Allegations surface of rigging in previous Mexican elections

By October 5, 2018

Incoming Mexican president Andres Manuel Lopez Obrador might have lost previous elections due to election rigging, a former politician from rival Revolutionary Institutional Party (PRI) has revealed.

According to Roberto Madrazo, who revealed the details during a radio interview on Wednesday, Obrador had in fact been in the lead during the 2006 election against President Felipe Calderon of PAN.

Former president Calderon has since hit back at the accusations and claimed they are false, however Madrazo maintains that he was sure that AMLO was in fact going to win 12 years ago, and chose to remain silent on his suspicions because he didn’t have sufficient information.

It was back in 2006 that following election results, AMLO called for a recount which was denied by the electoral college. According to Al Jazeera, the close vote revealed tha Calderon beat Lopez Obrador by just over 244,000 votes or a 0.6% margin.

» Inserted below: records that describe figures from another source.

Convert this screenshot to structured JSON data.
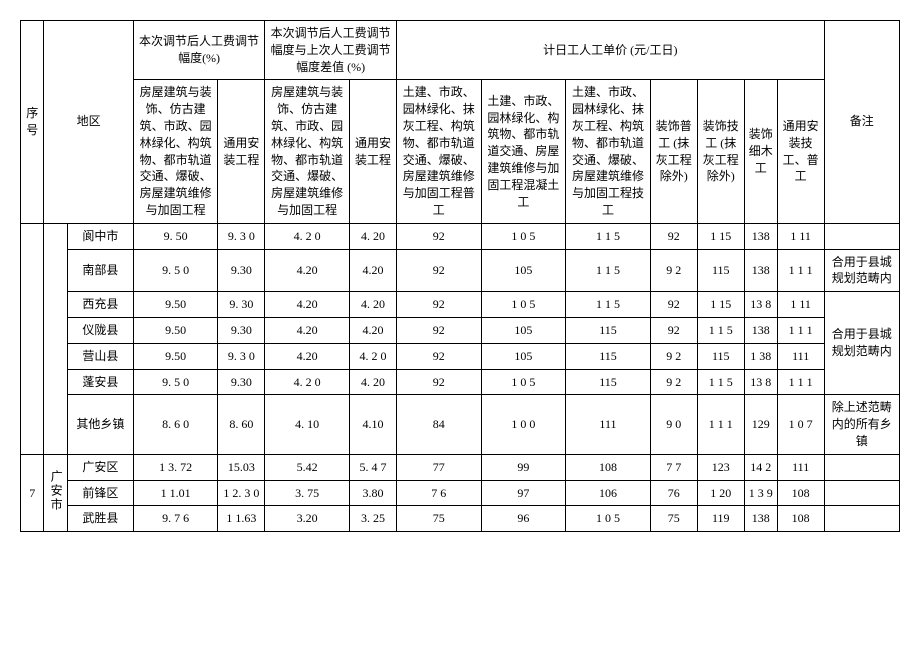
{
  "headers": {
    "seq": "序号",
    "region": "地区",
    "group1": "本次调节后人工费调节幅度(%)",
    "group2": "本次调节后人工费调节幅度与上次人工费调节幅度差值 (%)",
    "group3": "计日工人工单价 (元/工日)",
    "remark": "备注",
    "colA": "房屋建筑与装饰、仿古建筑、市政、园林绿化、构筑物、都市轨道交通、爆破、房屋建筑维修与加固工程",
    "colB": "通用安装工程",
    "colC": "房屋建筑与装饰、仿古建筑、市政、园林绿化、构筑物、都市轨道交通、爆破、房屋建筑维修与加固工程",
    "colD": "通用安装工程",
    "colE": "土建、市政、园林绿化、抹灰工程、构筑物、都市轨道交通、爆破、房屋建筑维修与加固工程普工",
    "colF": "土建、市政、园林绿化、构筑物、都市轨道交通、房屋建筑维修与加固工程混凝土工",
    "colG": "土建、市政、园林绿化、抹灰工程、构筑物、都市轨道交通、爆破、房屋建筑维修与加固工程技工",
    "colH": "装饰普工 (抹灰工程除外)",
    "colI": "装饰技工 (抹灰工程除外)",
    "colJ": "装饰细木工",
    "colK": "通用安装技工、普工"
  },
  "rows": [
    {
      "name": "阆中市",
      "a": "9. 50",
      "b": "9. 3 0",
      "c": "4. 2 0",
      "d": "4. 20",
      "e": "92",
      "f": "1 0 5",
      "g": "1 1 5",
      "h": "92",
      "i": "1 15",
      "j": "138",
      "k": "1 11",
      "remark": ""
    },
    {
      "name": "南部县",
      "a": "9. 5 0",
      "b": "9.30",
      "c": "4.20",
      "d": "4.20",
      "e": "92",
      "f": "105",
      "g": "1 1 5",
      "h": "9 2",
      "i": "115",
      "j": "138",
      "k": "1 1 1",
      "remark": "合用于县城规划范畴内"
    },
    {
      "name": "西充县",
      "a": "9.50",
      "b": "9. 30",
      "c": "4.20",
      "d": "4. 20",
      "e": "92",
      "f": "1 0 5",
      "g": "1 1 5",
      "h": "92",
      "i": "1 15",
      "j": "13 8",
      "k": "1 11",
      "remark": ""
    },
    {
      "name": "仪陇县",
      "a": "9.50",
      "b": "9.30",
      "c": "4.20",
      "d": "4.20",
      "e": "92",
      "f": "105",
      "g": "115",
      "h": "92",
      "i": "1 1 5",
      "j": "138",
      "k": "1 1 1",
      "remark": ""
    },
    {
      "name": "营山县",
      "a": "9.50",
      "b": "9. 3 0",
      "c": "4.20",
      "d": "4. 2 0",
      "e": "92",
      "f": "105",
      "g": "115",
      "h": "9 2",
      "i": "115",
      "j": "1 38",
      "k": "111",
      "remark": ""
    },
    {
      "name": "蓬安县",
      "a": "9.  5 0",
      "b": "9.30",
      "c": "4. 2 0",
      "d": "4. 20",
      "e": "92",
      "f": "1 0 5",
      "g": "115",
      "h": "9 2",
      "i": "1 1 5",
      "j": "13 8",
      "k": "1 1 1",
      "remark": ""
    },
    {
      "name": "其他乡镇",
      "a": "8.  6 0",
      "b": "8. 60",
      "c": "4. 10",
      "d": "4.10",
      "e": "84",
      "f": "1 0 0",
      "g": "111",
      "h": "9 0",
      "i": "1 1 1",
      "j": "129",
      "k": "1 0 7",
      "remark": "除上述范畴内的所有乡镇"
    },
    {
      "name": "广安区",
      "a": "1 3. 72",
      "b": "15.03",
      "c": "5.42",
      "d": "5. 4 7",
      "e": "77",
      "f": "99",
      "g": "108",
      "h": "7 7",
      "i": "123",
      "j": "14 2",
      "k": "111",
      "remark": ""
    },
    {
      "name": "前锋区",
      "a": "1 1.01",
      "b": "1 2. 3 0",
      "c": "3.  75",
      "d": "3.80",
      "e": "7 6",
      "f": "97",
      "g": "106",
      "h": "76",
      "i": "1 20",
      "j": "1 3 9",
      "k": "108",
      "remark": ""
    },
    {
      "name": "武胜县",
      "a": "9. 7 6",
      "b": "1 1.63",
      "c": "3.20",
      "d": "3. 25",
      "e": "75",
      "f": "96",
      "g": "1 0 5",
      "h": "75",
      "i": "119",
      "j": "138",
      "k": "108",
      "remark": ""
    }
  ],
  "region2_seq": "7",
  "region2_name": "广安市",
  "remark_group": "合用于县城规划范畴内",
  "colwidths": {
    "seq": "2.5%",
    "reg1": "2.5%",
    "reg2": "7%",
    "a": "9%",
    "b": "5%",
    "c": "9%",
    "d": "5%",
    "e": "9%",
    "f": "9%",
    "g": "9%",
    "h": "5%",
    "i": "5%",
    "j": "3.5%",
    "k": "5%",
    "remark": "8%"
  }
}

Madrazo is a striking witness because he was, in fact, running as the national leader of the PRI during the 2006 elections himself. Although there were a number of rival PRI candidates campaigning to take over the party, the candidate formed an alliance with PVEM and it has been suggested that his closest rival was, in fact, AMLO. The PRI ended up with winning just 22.26% of the overall result and lost to the PAN party, and Calderon, who has now become renowned for his war on drugs and phenomenal rates of crime and corruption.

The revelation has already caused somewhat of a fracture in political circles, both with denials from PRI officials and also ‘surprise’ from other leading politicians.

The Mexican political system has continued to be rife with discrepancies throughout the decades, and an issue of corruption which now 6-year presidential tenure has been able to eradicate yet. Although AMLO has now made it to power and sworn to tackle corruption differently to his predecessors, the candidate is also met with a certain suspicion as to whether he will maintain his election promises. Not only is there a scepticism about how the leftist president-elect will make a change, others consider it quite impossible to unravel decades of corruption in a few short years and drastic decisions. 

If Madrazo’s allegations are correct, there has been a continuous attack upon democracy within Mexico both from the fear of violence and further the fear that civilians cannot trust their government or police authorities.